On taste and pleasure. Is there a connection between what you're drawn to and your underlying biochemistry? I haven't seen published research on this. But I'll note clinically that people with significant gut dysbiosis often report changed taste preferences, and people with compromised bitter taste receptor function may respond differently to tannins and phenolic compounds in wine and whisky. It's an observation, not an evidence claim — but it's one I find interesting.
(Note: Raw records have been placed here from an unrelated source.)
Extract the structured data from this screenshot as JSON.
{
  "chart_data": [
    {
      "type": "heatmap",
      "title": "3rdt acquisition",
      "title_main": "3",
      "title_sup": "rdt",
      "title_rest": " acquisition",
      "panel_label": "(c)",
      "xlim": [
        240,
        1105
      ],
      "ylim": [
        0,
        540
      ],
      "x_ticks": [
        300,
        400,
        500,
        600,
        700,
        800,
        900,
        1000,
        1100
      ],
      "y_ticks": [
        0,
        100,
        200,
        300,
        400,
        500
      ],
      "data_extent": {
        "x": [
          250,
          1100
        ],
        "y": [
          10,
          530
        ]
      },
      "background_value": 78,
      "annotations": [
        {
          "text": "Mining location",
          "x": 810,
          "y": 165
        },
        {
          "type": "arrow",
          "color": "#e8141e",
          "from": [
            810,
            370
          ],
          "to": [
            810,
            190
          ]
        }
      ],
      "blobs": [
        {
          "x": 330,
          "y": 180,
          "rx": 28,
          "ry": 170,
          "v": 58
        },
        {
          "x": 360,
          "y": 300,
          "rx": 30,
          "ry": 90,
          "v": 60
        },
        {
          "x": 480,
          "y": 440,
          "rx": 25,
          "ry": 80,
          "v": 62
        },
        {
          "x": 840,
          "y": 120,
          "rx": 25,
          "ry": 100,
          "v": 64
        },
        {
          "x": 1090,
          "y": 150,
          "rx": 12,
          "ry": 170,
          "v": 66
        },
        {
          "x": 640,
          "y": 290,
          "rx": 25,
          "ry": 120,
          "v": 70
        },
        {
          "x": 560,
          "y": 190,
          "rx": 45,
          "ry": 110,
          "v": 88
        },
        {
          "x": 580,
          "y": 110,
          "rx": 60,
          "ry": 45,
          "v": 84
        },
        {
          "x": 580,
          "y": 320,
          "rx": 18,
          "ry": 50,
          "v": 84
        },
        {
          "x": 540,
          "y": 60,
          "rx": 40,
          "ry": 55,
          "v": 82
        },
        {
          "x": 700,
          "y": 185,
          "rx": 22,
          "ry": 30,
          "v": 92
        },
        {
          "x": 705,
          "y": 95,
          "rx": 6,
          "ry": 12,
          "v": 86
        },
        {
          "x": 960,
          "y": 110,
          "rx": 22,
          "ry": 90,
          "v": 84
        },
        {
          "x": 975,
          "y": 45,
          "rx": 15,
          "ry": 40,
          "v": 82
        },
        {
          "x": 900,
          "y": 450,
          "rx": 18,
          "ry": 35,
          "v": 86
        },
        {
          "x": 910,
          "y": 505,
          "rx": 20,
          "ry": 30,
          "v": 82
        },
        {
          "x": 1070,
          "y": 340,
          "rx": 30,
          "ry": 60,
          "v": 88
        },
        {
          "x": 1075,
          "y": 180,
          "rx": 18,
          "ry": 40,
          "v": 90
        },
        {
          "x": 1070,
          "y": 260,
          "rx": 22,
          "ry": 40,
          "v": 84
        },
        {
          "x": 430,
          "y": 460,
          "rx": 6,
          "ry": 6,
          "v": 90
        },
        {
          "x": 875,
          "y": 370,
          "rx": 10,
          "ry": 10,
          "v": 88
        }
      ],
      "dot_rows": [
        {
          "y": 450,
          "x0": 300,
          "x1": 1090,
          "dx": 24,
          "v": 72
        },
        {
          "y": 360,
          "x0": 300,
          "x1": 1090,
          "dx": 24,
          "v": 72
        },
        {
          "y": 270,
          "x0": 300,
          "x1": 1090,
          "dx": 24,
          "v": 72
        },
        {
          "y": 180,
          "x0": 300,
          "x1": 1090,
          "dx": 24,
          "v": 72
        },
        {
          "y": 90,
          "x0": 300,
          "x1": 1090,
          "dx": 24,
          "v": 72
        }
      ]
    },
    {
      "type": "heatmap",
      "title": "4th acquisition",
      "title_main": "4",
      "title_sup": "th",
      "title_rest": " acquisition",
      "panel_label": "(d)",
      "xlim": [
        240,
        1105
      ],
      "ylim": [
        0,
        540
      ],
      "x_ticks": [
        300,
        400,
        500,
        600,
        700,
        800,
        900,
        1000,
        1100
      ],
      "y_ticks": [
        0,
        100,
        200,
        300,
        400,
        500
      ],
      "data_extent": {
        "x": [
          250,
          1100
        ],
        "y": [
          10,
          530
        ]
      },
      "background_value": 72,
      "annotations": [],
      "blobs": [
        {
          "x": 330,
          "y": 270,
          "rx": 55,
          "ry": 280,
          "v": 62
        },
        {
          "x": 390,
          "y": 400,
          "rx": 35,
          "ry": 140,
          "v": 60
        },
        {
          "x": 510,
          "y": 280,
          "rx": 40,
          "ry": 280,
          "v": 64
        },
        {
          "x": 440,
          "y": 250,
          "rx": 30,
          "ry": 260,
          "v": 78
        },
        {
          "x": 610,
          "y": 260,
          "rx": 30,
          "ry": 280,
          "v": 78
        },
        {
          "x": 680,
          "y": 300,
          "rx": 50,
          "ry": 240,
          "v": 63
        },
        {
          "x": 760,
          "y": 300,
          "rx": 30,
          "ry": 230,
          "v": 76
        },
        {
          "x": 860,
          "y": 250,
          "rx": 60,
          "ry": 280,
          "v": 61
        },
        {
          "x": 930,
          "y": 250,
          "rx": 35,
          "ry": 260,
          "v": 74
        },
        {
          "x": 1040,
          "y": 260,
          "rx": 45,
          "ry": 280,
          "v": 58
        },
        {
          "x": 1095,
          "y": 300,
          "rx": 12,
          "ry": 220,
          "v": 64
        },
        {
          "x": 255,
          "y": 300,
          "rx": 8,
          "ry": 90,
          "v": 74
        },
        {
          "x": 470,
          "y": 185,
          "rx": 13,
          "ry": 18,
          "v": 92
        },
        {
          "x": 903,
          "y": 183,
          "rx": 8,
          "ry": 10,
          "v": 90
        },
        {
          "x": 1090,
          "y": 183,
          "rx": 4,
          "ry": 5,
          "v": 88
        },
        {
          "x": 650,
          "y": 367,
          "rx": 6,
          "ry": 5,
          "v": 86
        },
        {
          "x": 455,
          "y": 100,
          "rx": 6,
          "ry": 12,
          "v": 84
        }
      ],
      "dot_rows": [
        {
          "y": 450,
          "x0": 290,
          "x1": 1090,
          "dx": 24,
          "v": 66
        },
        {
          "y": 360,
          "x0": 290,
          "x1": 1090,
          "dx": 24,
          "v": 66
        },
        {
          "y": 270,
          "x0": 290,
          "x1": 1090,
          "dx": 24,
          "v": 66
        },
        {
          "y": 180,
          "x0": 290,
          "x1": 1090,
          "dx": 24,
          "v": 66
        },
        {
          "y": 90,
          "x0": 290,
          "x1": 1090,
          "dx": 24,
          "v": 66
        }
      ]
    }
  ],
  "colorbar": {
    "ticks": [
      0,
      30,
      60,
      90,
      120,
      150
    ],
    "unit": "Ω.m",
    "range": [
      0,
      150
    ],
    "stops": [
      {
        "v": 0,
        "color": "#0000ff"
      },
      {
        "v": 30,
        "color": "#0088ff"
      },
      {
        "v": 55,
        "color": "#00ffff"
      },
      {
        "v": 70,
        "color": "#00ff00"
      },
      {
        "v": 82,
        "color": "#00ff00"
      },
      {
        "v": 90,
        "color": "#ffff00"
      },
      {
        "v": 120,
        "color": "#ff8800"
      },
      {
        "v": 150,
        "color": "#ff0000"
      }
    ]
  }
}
Hormesis: the small-dose paradox

There is a legitimate scientific concept here. Hormesis — the principle that small doses of a stressor or toxin can stimulate beneficial adaptive responses. We see it with exercise (mechanical stress builds muscle), with phytochemicals (plant defence compounds that trigger our antioxidant systems), and with cold exposure. Can alcohol in very small doses function hormetically?

Perhaps. The epidemiological data on very light drinking (1-2 drinks per week, not per day) and cardiovascular outcomes remains genuinely mixed. But the mechanistic evidence for hormetic benefit from alcohol specifically is weak compared to, say, the hormetic effects of sulforaphane from broccoli or the polyphenols from olive oil. My clinical position: if you enjoy an occasional drink in the context of an otherwise well-supported body, the pleasure and social connection probably contribute more to your overall wellbeing than the marginal biochemical cost detracts from it. That is a different statement from "alcohol is good for you."

A word on low-alcohol and alcohol-free alternatives

The market for no-alcohol and low-alcohol drinks has exploded. Some are genuinely well-made. Some are marketing vehicles for functional ingredients — Impossibrew, for example, adds ashwagandha to their alcohol-free beer, which is interesting as a concept but shouldn't be confused with a clinical intervention. The adaptogenic dose in a beer is not the dose used in research.

If you enjoy them and they help you reduce your alcohol intake, they serve a purpose. But they're lifestyle products, not health products. A sugar-laden alcohol-free cocktail is not biochemically superior to a glass of clean wine with dinner. Read the labels. Some "healthy alternatives" contain more sugar per serving than the drinks they replace.

The summary — in the spirit of test, don't guess

Alcohol is a toxin. It's also a source of genuine pleasure, cultural connection, and in small doses, possibly hormetic benefit. These things are not contradictory. Life is not binary.

What matters is your biochemistry, not population averages. Your ADH and ALDH2 genetics. Your glutathione status. Your sulfation capacity. Your gut integrity. Your liver's current workload. Your stress hormones. Your blood sugar regulation. All of this is measurable, and all of it informs what "moderate" actually means for you.

If you're curious about where you stand — if your GGT is creeping up, if your hangovers are getting worse, if you suspect your gut isn't coping the way it used to, if you're waking stiff and foggy after what used to be a manageable evening — those are signals worth investigating. Not guessing. Testing.

The goal is not abstinence. The goal is informed autonomy. Know what your body does with alcohol, support it properly, and make choices from knowledge rather than guilt.

And if your choice tonight is a wee dram of something peaty with a splash of water, I'll not be the one to judge you. I might well be doing the same.